Avremo tempo e modo per imparare da questa crisi. Ma non so come ed i che tempi riusciremo a porre rimedio ai tanti guasti. Una lezione mi sembra chiara: la potenza di fuoco dei professionisti della paura è notevole. E la tentazione di difendersi diventandone succubi è forte.

Il terrorismo seminato ha fatto danni enormi. E non è solo Salvini il responsabile di questo disastro. E’ il salvinismo, è la tecnica del puntare sulle difficoltà e sui disastri per lucrare che ha fatto scuola tra tanti operatori della comunicazione. Per lucrare voti, spazi pubblicitari, successi sui social e autopromozione.
Berlusconi è declinato, ma i germi culturali e di degrado seminati hanno generato il populismo della nuova destra e Salvini è prodotto ancor più pericoloso del suo generatore.

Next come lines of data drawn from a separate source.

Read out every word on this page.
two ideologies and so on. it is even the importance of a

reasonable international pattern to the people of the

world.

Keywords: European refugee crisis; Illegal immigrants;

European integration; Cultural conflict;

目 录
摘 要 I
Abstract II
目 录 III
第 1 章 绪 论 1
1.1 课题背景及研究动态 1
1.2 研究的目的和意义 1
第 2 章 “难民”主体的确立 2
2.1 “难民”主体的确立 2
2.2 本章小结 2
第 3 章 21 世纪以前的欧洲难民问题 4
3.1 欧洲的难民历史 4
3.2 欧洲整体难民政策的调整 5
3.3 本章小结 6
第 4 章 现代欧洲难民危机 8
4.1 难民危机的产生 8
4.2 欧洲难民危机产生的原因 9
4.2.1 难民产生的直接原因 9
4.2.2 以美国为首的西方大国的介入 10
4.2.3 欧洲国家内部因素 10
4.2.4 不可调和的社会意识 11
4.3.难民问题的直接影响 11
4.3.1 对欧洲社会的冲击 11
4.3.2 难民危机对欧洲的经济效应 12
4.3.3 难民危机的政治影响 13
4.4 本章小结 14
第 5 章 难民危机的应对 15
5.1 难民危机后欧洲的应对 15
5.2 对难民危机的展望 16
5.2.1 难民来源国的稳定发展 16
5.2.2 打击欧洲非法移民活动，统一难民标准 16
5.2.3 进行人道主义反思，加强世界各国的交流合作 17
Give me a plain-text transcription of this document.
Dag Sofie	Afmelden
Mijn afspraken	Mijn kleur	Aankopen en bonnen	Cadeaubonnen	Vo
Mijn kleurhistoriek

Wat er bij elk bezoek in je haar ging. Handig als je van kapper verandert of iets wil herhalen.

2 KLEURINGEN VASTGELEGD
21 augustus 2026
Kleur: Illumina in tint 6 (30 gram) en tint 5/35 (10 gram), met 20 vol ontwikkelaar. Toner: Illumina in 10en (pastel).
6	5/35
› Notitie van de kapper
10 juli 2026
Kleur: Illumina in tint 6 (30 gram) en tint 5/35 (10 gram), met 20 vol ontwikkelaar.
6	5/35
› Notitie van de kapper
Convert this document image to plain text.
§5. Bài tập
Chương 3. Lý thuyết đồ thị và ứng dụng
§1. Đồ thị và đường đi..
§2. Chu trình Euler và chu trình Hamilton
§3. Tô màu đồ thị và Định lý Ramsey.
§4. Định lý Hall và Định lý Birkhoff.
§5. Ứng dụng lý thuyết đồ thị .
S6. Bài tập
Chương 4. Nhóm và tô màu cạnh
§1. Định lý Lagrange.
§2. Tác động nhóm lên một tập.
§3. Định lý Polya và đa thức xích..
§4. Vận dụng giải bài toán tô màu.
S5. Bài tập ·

La lotta contro Salvini e il salvinismo non è problema da lasciare ai ragazzi delle sardine ed alle piazze sporadiche che lo inseguono. Andrebbe condotta in tutte le sedi e in Parlamento in primo luogo. Contestandolo e contrastandolo tutti i giorni ed in tutte le occasioni. Rifiutandosi di farsene condizionare o di inseguirlo.

Dovranno capirlo i 5 Stelle. Dovranno capirlo un giorno o l’altro anche gli stessi ceti produttivi del nord. Salvini non è il futuro produttivo dell’Italia. Adesso si porrà alla testa dei movimenti di richieste di risarcimenti per i danni. Faremo la gara a chi promette di più? Ma i danni provocati dal suo allarmismo chi li pagherà? E quando, a sinistra, qualche leader che si spenda in toto per contrastare questa deriva? Complimenti invece al giovane Speranza. Non è un “competente”, ma sa ascoltare i tecnici, è un politico, ma sa resistere alle tentazioni del protagonismo. Non tutti i mali vengono per nuocere.